People will always hold up the USA as an example of how awesome they think capitalism is, as if it is the sole reason for the country's success. It's not. The reasons America has been so successful are that it:
1) Can employ the resources of (almost) a whole (Incredibly resource rich) continent.
2) Was not turned to dust twice in the last hundred years.
3) Greatly profited from the re-construction of said dust.
4) It was founded whilst mostly empty (See Below).
5) Calvinism pushing hard work at its founding.
To say that capitalism is the sole cause of their success is absurd. It is also absurd to ignore the negative externalities inherent with rampant capitalism. There's no question about it, capitalism is bad in many ways. To balance: It is also absurd to claim that the selfless ethos of the current socialist theories could possibly achieve the same levels of economic growth as current capitalism can, but then we've had capitalism being steadily refined for thousands of years, so that is to be expected.

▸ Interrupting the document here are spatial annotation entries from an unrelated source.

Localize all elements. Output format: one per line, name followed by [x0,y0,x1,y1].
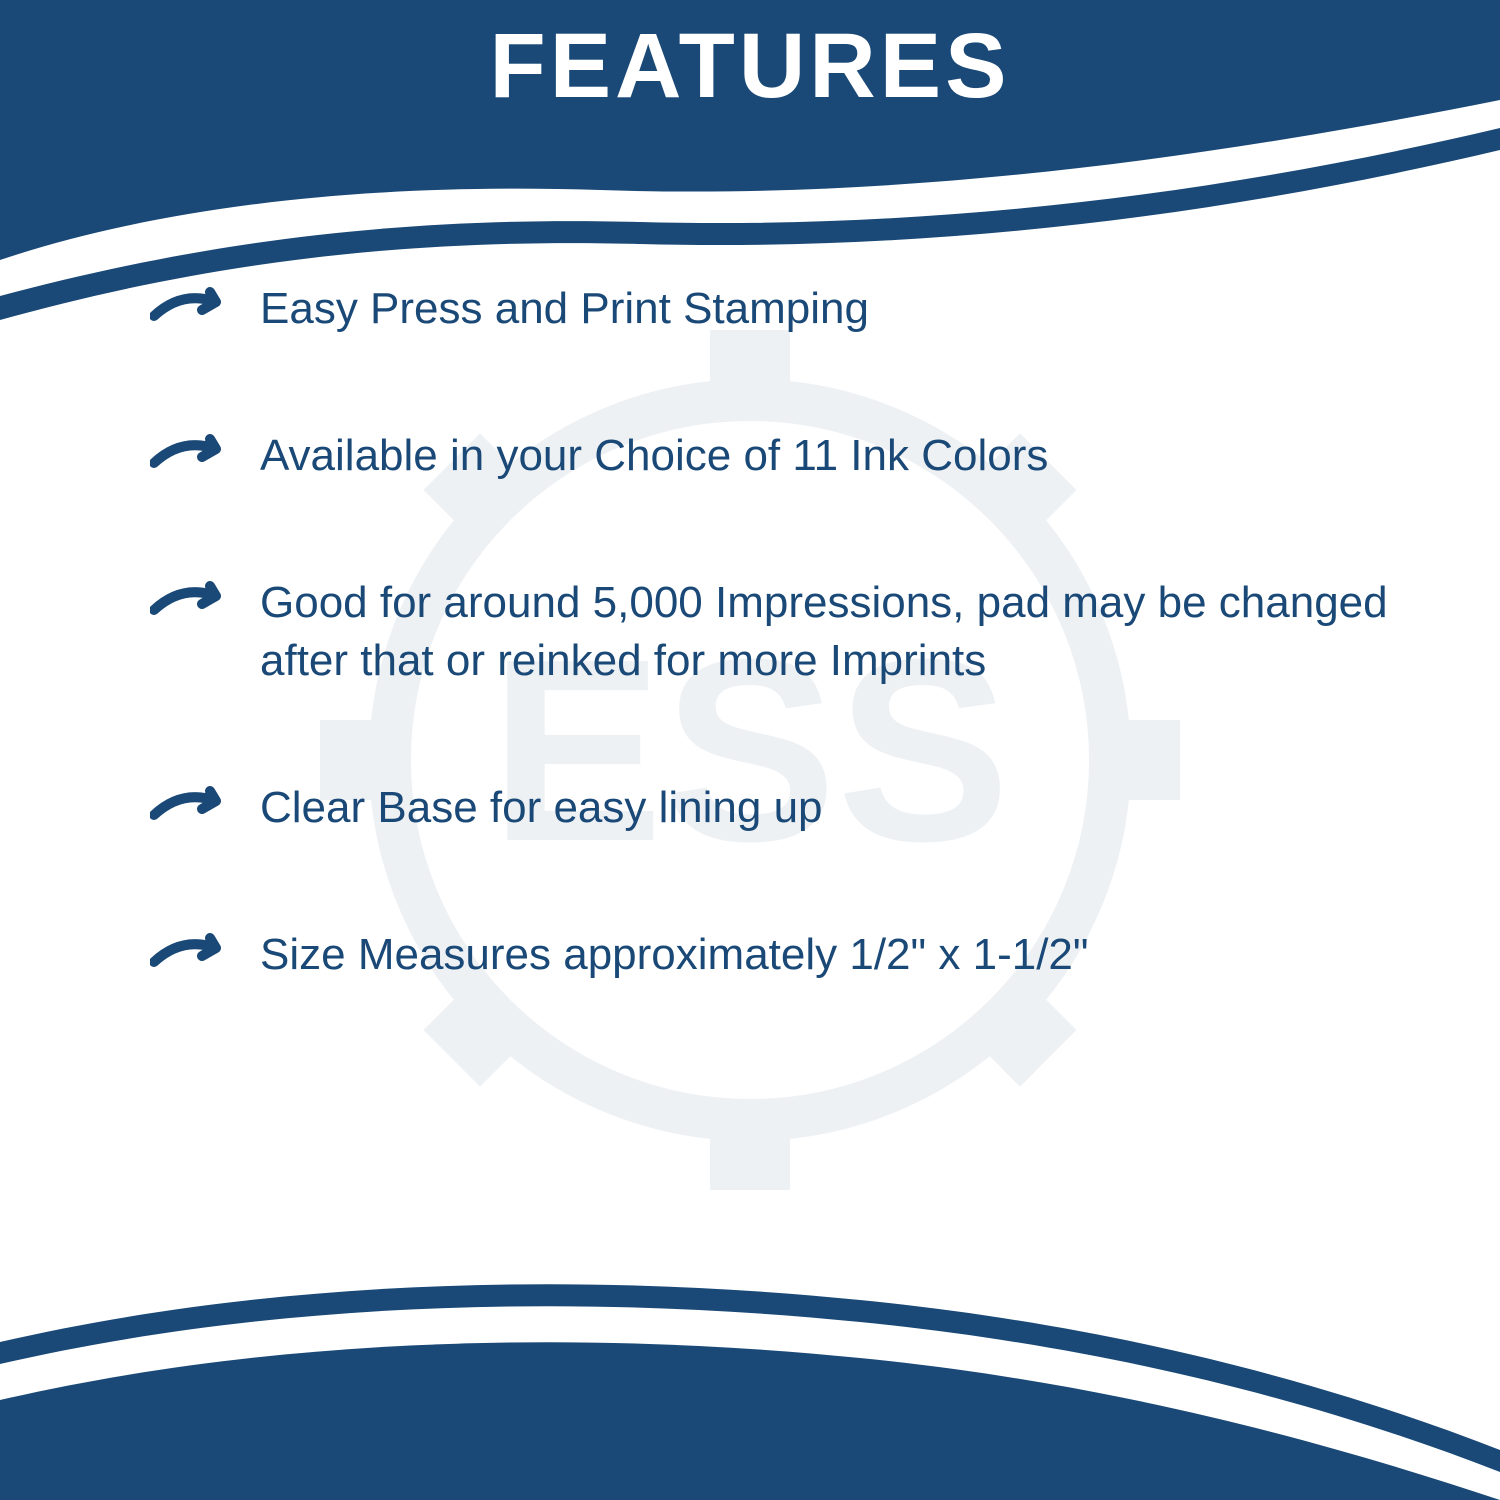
feature-text: Size Measures approximately 1/2" x 1-1/2… [260,926,1089,983]
feature-item: Clear Base for easy lining up [150,779,1420,836]
feature-item: Easy Press and Print Stamping [150,280,1420,337]
feature-item: Available in your Choice of 11 Ink Color… [150,427,1420,484]
features-list: Easy Press and Print Stamping Available … [150,280,1420,1073]
page-title: FEATURES [0,14,1500,119]
feature-text: Easy Press and Print Stamping [260,280,869,337]
arrow-right-icon [150,932,260,981]
arrow-right-icon [150,580,260,629]
feature-item: Size Measures approximately 1/2" x 1-1/2… [150,926,1420,983]
feature-text: Good for around 5,000 Impressions, pad m… [260,574,1420,688]
footer-wave [0,1270,1500,1500]
arrow-right-icon [150,433,260,482]
feature-text: Available in your Choice of 11 Ink Color… [260,427,1048,484]
feature-item: Good for around 5,000 Impressions, pad m… [150,574,1420,688]
feature-text: Clear Base for easy lining up [260,779,823,836]
arrow-right-icon [150,286,260,335]
arrow-right-icon [150,785,260,834]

Personally I think socialism in nearly it's purest form could work on a small,
voluntary scale. That is, it would require the establishment of a new, empty country, it which those who wished to practise it could move [footnote]As was the case for America and Capitalism.[/footnote]. It would be impossible to convert a previously capitalist country to it, as the in-grained fetish for amazing economic growth and competition as the sole means of motivation will be too worn in.[footnote]As was the case with Russia, China, and a few smaller countries. Germany's socialism actually served it rather well, until it's manic leader took it to war. It is a special case, and so I do not include it.[/footnote]
Fulax said:
The idea that capitalism would lead to people dying on the street while the wealthy drive past in their limos is a popular myth, but a myth nonetheless.
There is a lot of truth behind the myths. Unregulated free-market capitalism lead to the abhorrent working conditions of 18 and 19th century Britain, for example, as the workers were not protected from the tyranny of the firms.
It also currently leads to the poverty in Africa and many poorer countries. The suffering is minimised in your country, thanks to globalisation, and it is shipped elsewhere. Just take a look at the mountainous scrap piles picked across by naked children in Africa, or the slums lying low next to high-rise hotels in the Middle East and Brazil (See Image.), and you can see the suffering unregulated capitalism causes.
Instead of the poor littering your streets, they fill the cities of other countries like India, a fair bit of Indochina, a large part of China [footnote]A socialist country, to an extent, but the sweatshops exist in order to sustain it in the context of a greater
capitalist system.[/footnote], and the entire continent of Africa. The inequality, rather than being intranational, is now international.
Both systems, when devoid of proper regulation and/or accountability, lead to great inequalities. As I say, we've just had a few thousand years to get capitalism under control, in stable countries where social change was possible. Most nearly-socialist states around the world at the moment rose out of WWII due to necessity, and were then open to the predations of dictators who took it too far.
Some, like China and a lot of Europe, recognised the benefits of socialism and employed a regulated variant. Neither system is inherently economically unsound or morally 'bankrupt'. Both can be well-argued for. The systems are not evil, the people are.
Socialism, communism, fascism, whatever. They're all economically irrational and morally bankrupt.
That's quite the assertion to make. Care to back it up?
Try to ignore the extremes of prejudice and just address authoritarianism as a whole, as that seems to be the root problem you have with these systems, not the economics of it.
I hate how many posts on here devolve into neo-McCarthyism.